Amidst the raucous in Baba Risi’s compound, the young Officer Stanley shoots a warning that stares the living hell out of Inspector Hassan. “What’s that for?” He asks Stanley. Well sir, I only shoot my gun so we can have a semblance of sanity. Well, now we have your attention…what exactly is the problem?”

Then you see all the tenants’ fingers pointing at each other.

Stanley, “… ever since we got here, it’s been one chaos after another. I suggest we take these suspects down to the station for proper interrogation.” Inspector Hassan, “We can’t take the suspects to the station for interrogation without a dead body, now. Can we?” Inspector Hassan chose to bring young Officer Stanley with him as a foolproof character in his exploitation of the crime. Since Stanley doesn’t know what’s going on; he is too busy playing the honest cop. “When I got the call, I knew exactly who’d come with me. He’s usually very forward and can be quite restless, which means, he won’t be able to piece the puzzle together quickly.”
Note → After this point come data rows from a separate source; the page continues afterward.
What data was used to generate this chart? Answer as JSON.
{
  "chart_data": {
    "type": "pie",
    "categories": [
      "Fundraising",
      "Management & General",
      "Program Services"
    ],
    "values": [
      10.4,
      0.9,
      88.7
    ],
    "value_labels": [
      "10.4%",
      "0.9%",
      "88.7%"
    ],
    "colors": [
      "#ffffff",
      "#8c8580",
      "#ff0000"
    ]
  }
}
I must be straight with you, Mr. Writer of Sanitation Day. A marvelous project indeed. And you must forgive me for the flak. Sanitation Day is a fluke that falls flat on its face. It has a gruesome structural fallacy, and I don’t want to buy wholesale into the premise of the movie. To be honest, I missed the confrontation that would make such a movie a hit; well to the literary mind. When a character says, “You know at some point, someone is going to talk or act out of character.” To the literary mind, that statement is a dramatic point in the story. And another questioned, “Men are to be digging tunnels for months without asking a question? I would, but Writer, Seyi Babtope et al disregard our concern.  As Smart as Hassan is, such a heist cannot go on without a glitch, or hiccup.  Maybe the Writers slept at the oars.

Inspector Hassan and the Writers conspired against us, seemingly to have their cake and eat it; not bothering us the audience wanting to be entertained; sitting at the edge of our seats, biting our fingers, expecting the heist to go wrong. Then at another point, siding with the poor neighborhood criminals wishing to share the loot, well-placed people in Lagos made use of their tax nairas. This is a drama of a high-stakes heist, my friend. It shouldn’t be a cakewalk; a fait accompli. I don’t care if I become a doomsayer for once––wishing for them to be caught––I wanted to see an accident in which the 10 million-dollar heist could be in kilter. We need opposition, we need confrontation; a snitch that will go for a few nairas, to buy beer and put the entire enterprise into an unspeakable dilemma. We wanted to see that. But not here in Sanitation Day. Maybe it is in The Million (2019). Ramsey Nouah, Ali Nuhu, Nancy Iseme, Broda Shagi, Ayo Makum, and Blossom Chukwujekwu all deserve every penny of the million-dollar loot––the risk is breathtaking.

Of course, you may have people in the audience who may laugh at the jokes Writer threw in for Mazi Okeke (Charles Inojie). Ma-a-zi, as he pronounced his name to the officers was a funny scene. And when he catches his daughter Nkechi (Rosemary Abazi), in Jonah’s (Chris Okagbue) room, the way he goes off on him cracks me up. The character played by Madam Susie (Nse Ikpe-Etem) is sure to get anyone who has seen and followed Nse in other serious productions and now playing here a ghetto beer and pepper-soup bar outfit owner in the neighborhood and spices her pidgin street parlance, so naturally that could amaze you. Looking into her face; seeing the fear of authorities in her eyes could let you know she’s in character and with an excellent performance.